Equipped with an organ-style pedal-board as well as standard piano keys, the pédalier emerged recently on an Olivier Latry disc where the tinny, clattering, bar-room sound largely defeated this reviewer. Hyperion’s pédalier has a much more attractive tone, and incorporates two Steinway grand pianos – the annotations explain the Rube-Goldberg-like procedures involved – to produce handsome results. Compared with a conventional piano, the timbre remains on the dry side. Nevertheless the outcome proves unfailingly musical, which chez Latry it assuredly was not.
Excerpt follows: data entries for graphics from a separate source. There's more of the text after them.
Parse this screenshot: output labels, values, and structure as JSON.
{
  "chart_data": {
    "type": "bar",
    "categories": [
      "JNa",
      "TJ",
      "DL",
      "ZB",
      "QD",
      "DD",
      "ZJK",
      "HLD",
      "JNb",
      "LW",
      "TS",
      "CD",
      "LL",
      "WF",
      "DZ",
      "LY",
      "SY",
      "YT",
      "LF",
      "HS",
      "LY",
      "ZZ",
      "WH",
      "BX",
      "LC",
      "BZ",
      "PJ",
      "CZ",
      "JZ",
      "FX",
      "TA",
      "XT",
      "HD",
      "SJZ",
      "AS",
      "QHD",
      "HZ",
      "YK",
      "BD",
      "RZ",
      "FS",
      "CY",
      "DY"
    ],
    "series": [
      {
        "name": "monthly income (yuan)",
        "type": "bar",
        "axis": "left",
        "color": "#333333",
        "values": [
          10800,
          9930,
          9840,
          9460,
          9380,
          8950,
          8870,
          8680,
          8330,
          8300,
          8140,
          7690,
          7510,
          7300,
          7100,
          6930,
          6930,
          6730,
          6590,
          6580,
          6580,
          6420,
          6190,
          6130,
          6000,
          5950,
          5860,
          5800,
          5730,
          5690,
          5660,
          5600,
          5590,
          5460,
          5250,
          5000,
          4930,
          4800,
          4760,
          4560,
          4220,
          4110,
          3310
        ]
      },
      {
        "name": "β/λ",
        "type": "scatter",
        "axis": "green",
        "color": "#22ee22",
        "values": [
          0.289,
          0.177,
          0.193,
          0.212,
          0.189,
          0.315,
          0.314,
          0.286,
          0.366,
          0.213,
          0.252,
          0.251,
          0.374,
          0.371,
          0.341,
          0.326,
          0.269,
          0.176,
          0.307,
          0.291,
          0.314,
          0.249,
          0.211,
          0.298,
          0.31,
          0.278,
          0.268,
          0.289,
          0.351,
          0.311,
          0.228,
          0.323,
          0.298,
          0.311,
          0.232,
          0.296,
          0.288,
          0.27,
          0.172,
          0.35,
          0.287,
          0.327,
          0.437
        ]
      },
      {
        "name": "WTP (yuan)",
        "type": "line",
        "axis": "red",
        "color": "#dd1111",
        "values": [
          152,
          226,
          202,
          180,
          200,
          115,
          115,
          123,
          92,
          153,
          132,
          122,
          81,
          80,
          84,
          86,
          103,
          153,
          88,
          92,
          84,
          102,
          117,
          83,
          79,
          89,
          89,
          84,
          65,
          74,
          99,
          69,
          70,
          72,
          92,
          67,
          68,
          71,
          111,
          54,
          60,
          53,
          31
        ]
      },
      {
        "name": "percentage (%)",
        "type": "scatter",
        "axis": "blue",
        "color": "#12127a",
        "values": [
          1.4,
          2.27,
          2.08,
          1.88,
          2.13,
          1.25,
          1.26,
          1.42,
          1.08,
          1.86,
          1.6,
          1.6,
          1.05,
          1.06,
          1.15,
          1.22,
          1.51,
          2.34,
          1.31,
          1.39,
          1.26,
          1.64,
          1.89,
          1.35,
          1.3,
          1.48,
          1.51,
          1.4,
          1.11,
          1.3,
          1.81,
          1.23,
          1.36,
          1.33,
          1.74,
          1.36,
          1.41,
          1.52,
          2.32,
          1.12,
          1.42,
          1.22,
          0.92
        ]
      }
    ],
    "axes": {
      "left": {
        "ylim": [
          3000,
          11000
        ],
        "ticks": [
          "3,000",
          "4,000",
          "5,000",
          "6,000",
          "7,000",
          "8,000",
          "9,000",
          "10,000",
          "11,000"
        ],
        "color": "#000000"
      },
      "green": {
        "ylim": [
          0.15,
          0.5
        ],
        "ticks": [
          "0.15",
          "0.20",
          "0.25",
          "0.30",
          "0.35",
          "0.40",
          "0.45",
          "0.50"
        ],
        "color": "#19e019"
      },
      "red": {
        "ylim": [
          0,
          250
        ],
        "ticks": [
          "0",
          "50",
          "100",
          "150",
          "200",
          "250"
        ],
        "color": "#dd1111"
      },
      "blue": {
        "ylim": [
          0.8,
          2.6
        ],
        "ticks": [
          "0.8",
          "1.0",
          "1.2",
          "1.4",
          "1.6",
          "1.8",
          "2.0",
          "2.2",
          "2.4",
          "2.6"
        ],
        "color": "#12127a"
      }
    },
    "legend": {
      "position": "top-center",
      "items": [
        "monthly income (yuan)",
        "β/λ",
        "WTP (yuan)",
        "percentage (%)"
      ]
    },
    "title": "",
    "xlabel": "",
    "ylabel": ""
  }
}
No-one would credit this repertoire with consistent brow-furrowing profundity, and Roberto Prosseda often had to work from manuscript sources (which came from Gérard Condé, the world’s leading Gounod scholar, who furnishes the accompanying booklet’s musical exegeses.) As Beecham discerned, lightweight music like this is damnably hard to get right; but Prosseda, Howard Shelley, and the Italian-Swiss orchestra all manage it. And like all fine entertainers, Gounod can sometimes catch you unawares by his depth, as with the Concerto’s curiously menacing slow movement. Recording quality and packaging are well up to Hyperion’s usual standards. Give this CD a try.